J'entendais des rires à l'intérieur : personne ne semblait décidé à sortir de la boutique, parfois j'en voyais qui titubaient dehors en riant, d'autres fois je voyais une dame ou un sir glisser tranquillement dehors pour rentrer chez soi. Mais à partir d'une certaine heure, plus personne. Juste moi à ma table avec une tasse comportant un fond de thé qui était devenu froid. J'aimais le thé glacé ! Attendre ainsi la nuit tombée était devenu un quotidien pour moi, je me sentais plus à l'aise et plus inspirée tandis que je me reposais à ce café. Le barman était habitué à me voir maintenant. Sorti rentrer quelques chaises, il m'accorda une légère inclinaison de la tête et je lui souriais en retour. Il n'avait jamais vu mon visage puisque je portais cape et écharpe, mais nous avions eu l'occasion de parler poésie. Il déposa une nouvelle tasse de thé sur la table et refusa que je le paie pour celle-ci.

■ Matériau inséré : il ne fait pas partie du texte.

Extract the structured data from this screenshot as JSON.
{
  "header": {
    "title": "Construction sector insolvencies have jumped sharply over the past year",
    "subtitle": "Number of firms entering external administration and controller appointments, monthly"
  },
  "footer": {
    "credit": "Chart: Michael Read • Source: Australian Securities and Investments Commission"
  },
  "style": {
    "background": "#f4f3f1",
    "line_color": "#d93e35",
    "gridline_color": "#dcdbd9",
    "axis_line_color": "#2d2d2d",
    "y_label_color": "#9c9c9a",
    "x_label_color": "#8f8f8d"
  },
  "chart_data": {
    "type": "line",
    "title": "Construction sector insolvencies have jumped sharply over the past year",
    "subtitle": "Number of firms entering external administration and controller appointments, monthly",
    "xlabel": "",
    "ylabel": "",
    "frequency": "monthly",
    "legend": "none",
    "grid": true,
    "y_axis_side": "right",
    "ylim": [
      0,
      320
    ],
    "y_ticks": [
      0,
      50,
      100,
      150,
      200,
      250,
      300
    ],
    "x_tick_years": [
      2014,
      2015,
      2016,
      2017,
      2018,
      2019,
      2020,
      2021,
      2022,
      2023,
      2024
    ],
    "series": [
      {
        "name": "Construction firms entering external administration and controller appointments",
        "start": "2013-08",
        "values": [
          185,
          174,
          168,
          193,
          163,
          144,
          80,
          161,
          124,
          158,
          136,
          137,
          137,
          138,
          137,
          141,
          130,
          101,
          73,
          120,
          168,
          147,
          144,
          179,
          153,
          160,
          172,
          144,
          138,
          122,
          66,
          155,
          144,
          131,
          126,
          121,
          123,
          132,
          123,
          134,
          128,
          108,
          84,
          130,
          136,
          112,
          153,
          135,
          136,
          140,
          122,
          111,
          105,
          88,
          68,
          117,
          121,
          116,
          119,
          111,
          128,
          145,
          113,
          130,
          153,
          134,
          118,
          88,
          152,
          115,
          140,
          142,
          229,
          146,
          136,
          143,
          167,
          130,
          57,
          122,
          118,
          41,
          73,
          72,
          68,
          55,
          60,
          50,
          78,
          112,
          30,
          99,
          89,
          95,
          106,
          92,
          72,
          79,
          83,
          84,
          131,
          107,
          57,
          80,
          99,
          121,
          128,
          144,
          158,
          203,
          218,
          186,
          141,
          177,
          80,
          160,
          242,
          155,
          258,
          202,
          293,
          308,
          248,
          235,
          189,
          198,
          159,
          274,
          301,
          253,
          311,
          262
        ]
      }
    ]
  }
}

« Belle soirée n'est-ce pas ?
-Charmante... »Il rentra dans le café, mais avant de disparaître me glissa avec un regard méfiant posé au loin. Soyez prudente en rentrant, me dit-il. Prudente ? Je tournais la tête pour remarquer une silhouette prostrée dans le parc à côté. J'aimais passer par le parc pour repartir, mais je n'avais que rarement vu des poney s'y rendre à cette heure. Il semblait perdu. Étrange ! Peu de gens traversent une ville par cette heure tardive ! Je buvais le fond de ma tasse froide d'un air pensif tout en observant la lune. Il n'aurait manqué qu'un loup hurlant à la lune pour rendre cette nuit mystique et angoissante ! Un hurlement... déchirant !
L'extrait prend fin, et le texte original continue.